Curated by Jim Malewitz
The U.S. Environmental Protection Agency’s proposed “Clean Power Plan” — aimed at combating climate change — would require Texas to slash carbon emissions from its power plants by as much as 195 billion pounds of carbon dioxide in the next 18 years. That 43 percent reduction is among the larger percentage of cuts required among states. The proposal allows states to draw up their own path to meet the goals.
The EPA suggests that Texas could meet its goal through a combination of actions: making coal plants more efficient, switching to cleaner-burning natural gas, adding more renewable resources and bolstering energy efficiency. Texas would have until 2016 to submit a plan to meet its carbon target.
Dueling analyses have come to opposite conclusions about how easily Texas could meet that goal, and how the plan might affect electric reliability and prices. Some electric utilities say they are ready to help the state carry out the plan, citing recent investments in natural gas and renewable power. Others — particularly those that rely heavily on coal — are less prepared.

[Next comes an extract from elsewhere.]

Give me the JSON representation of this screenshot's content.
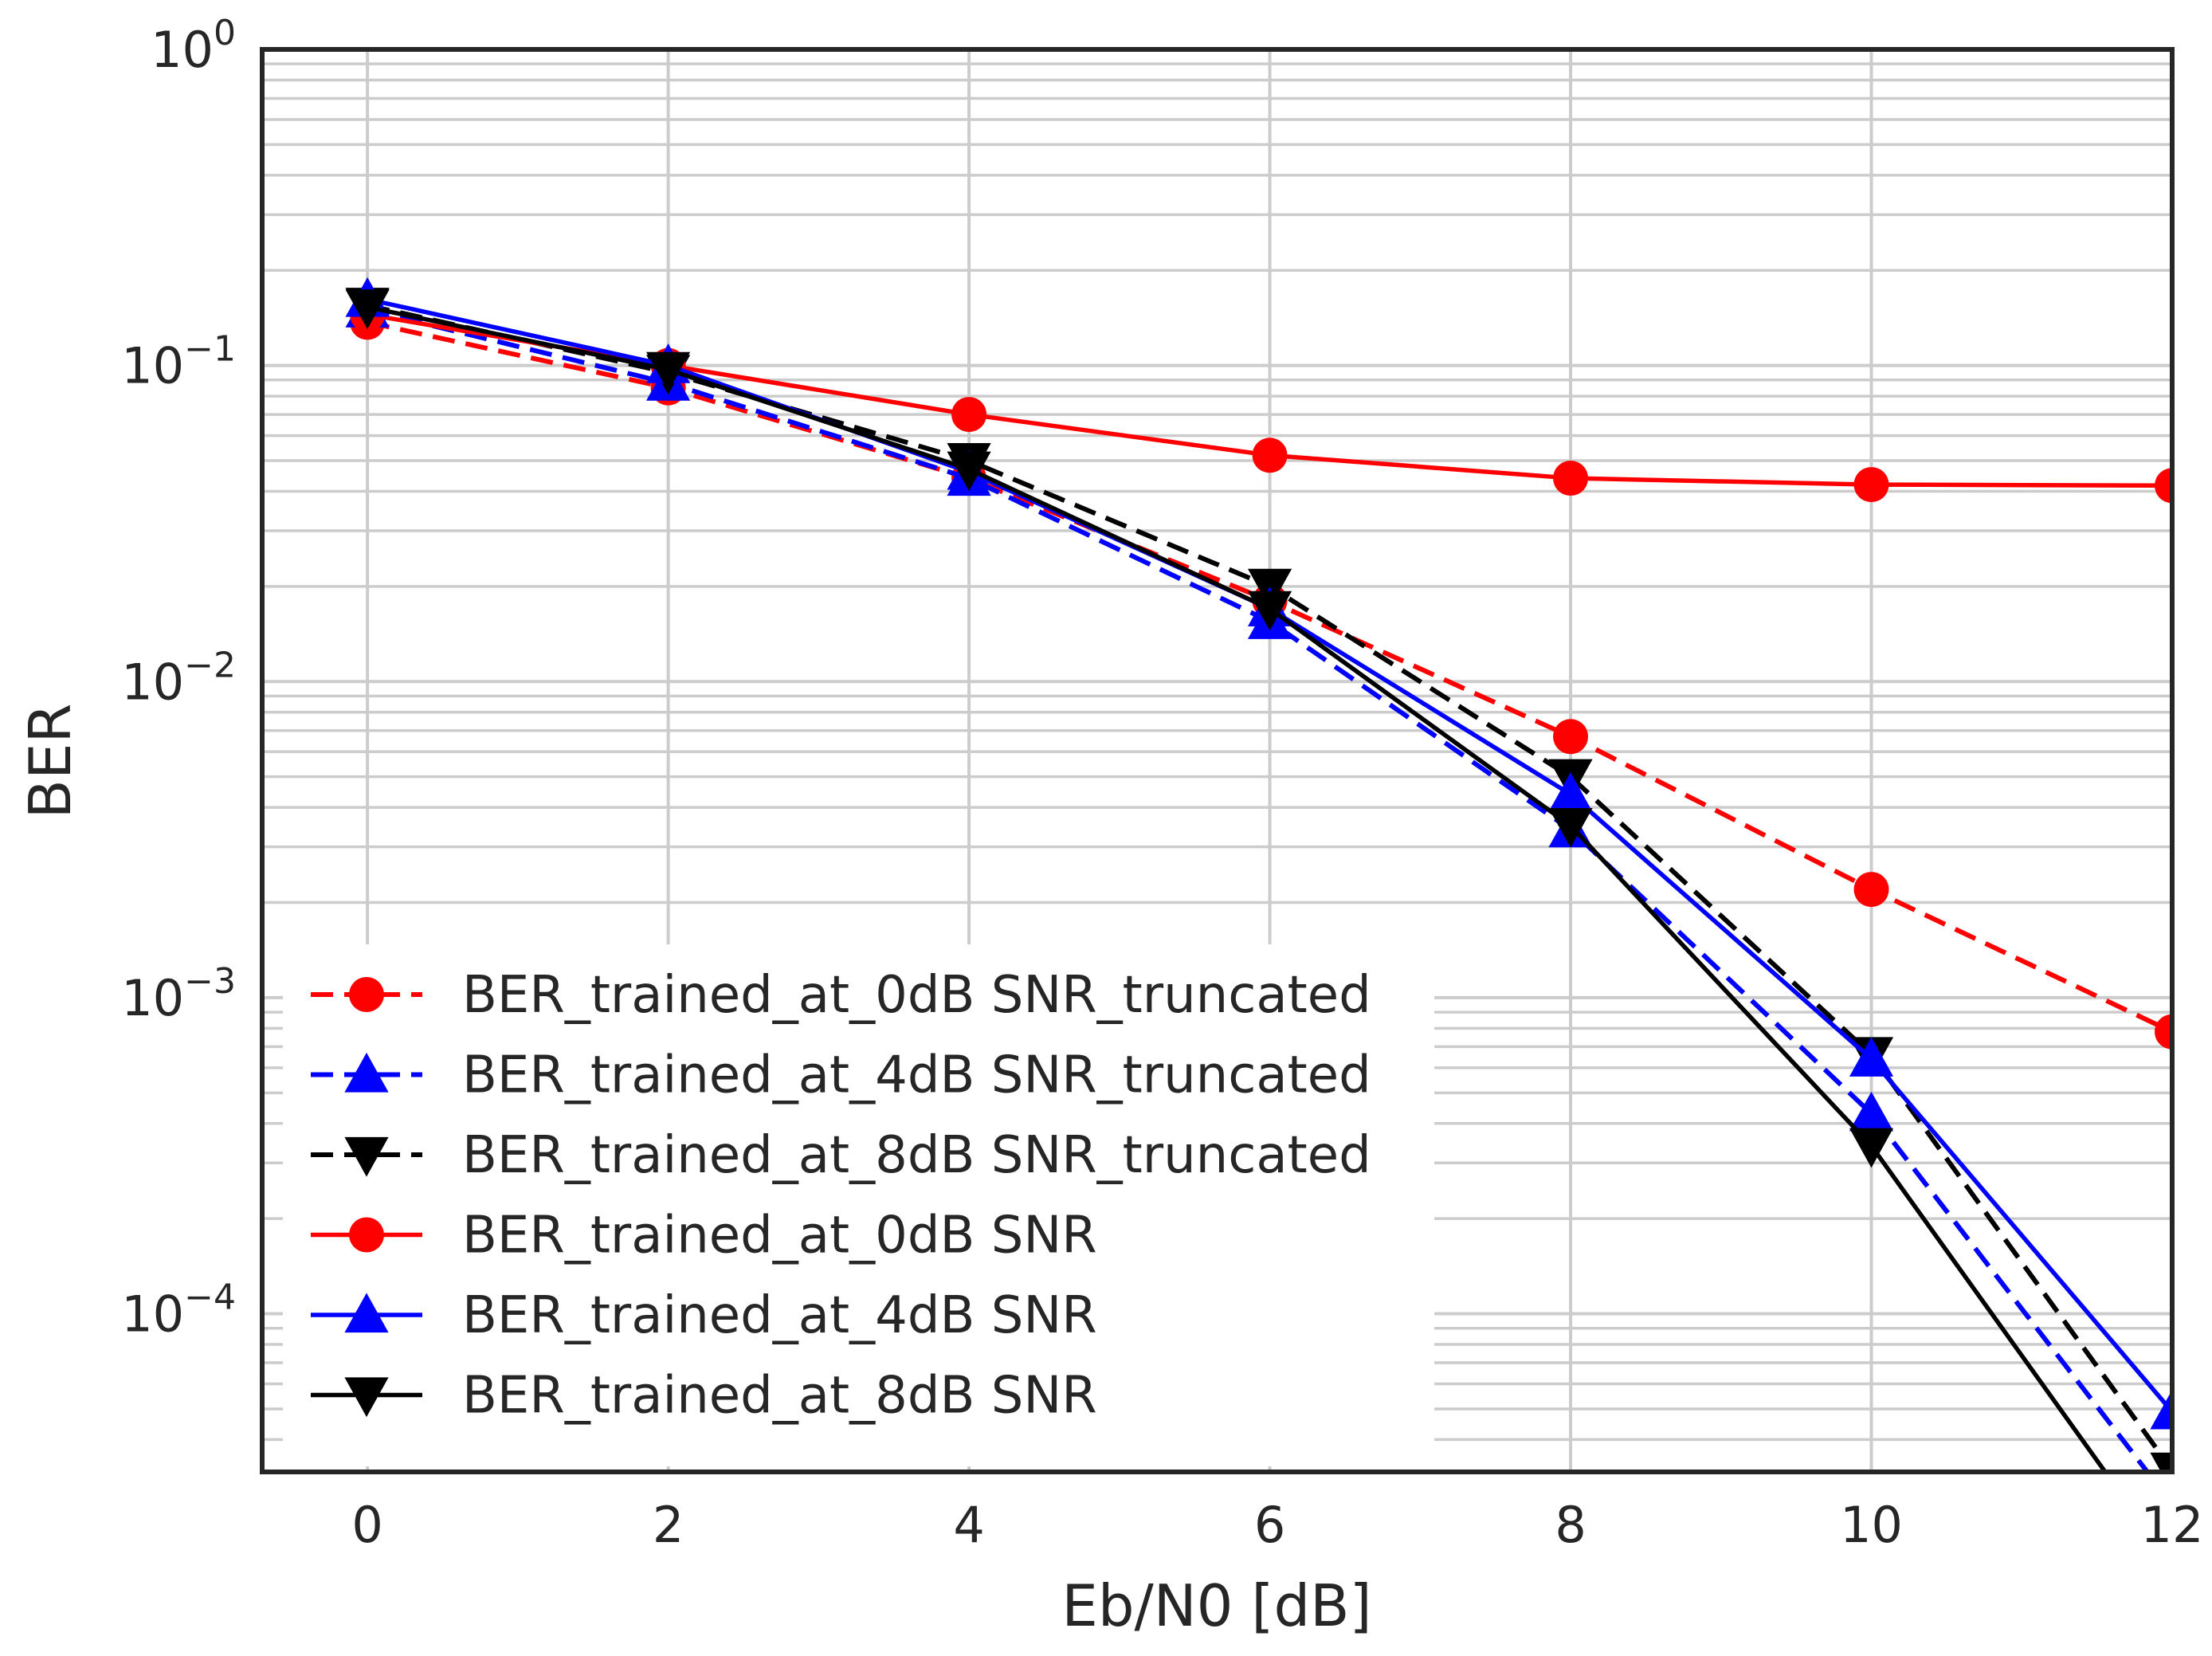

The state’s Republican leadership has loudly panned the proposal, which is set to become final in June 2015. Attorney General Ken Paxton announced in May that the state plans to sue the Obama administration over the rules, saying that they would threaten the state’s power grid and increase electric prices. But some, citing the state’s string of recent defeats in challenges to EPA rules, have suggested that Texas can’t bank on a court victory in this case.
Meanwhile, state regulators are examining how Texas might meet its carbon target. Bills that would direct them to adopt a plan died in the Legislature.
If Texas does not develop a plan to reduce carbon emissions, the EPA could do so instead. It is not clear what such a plan would look like.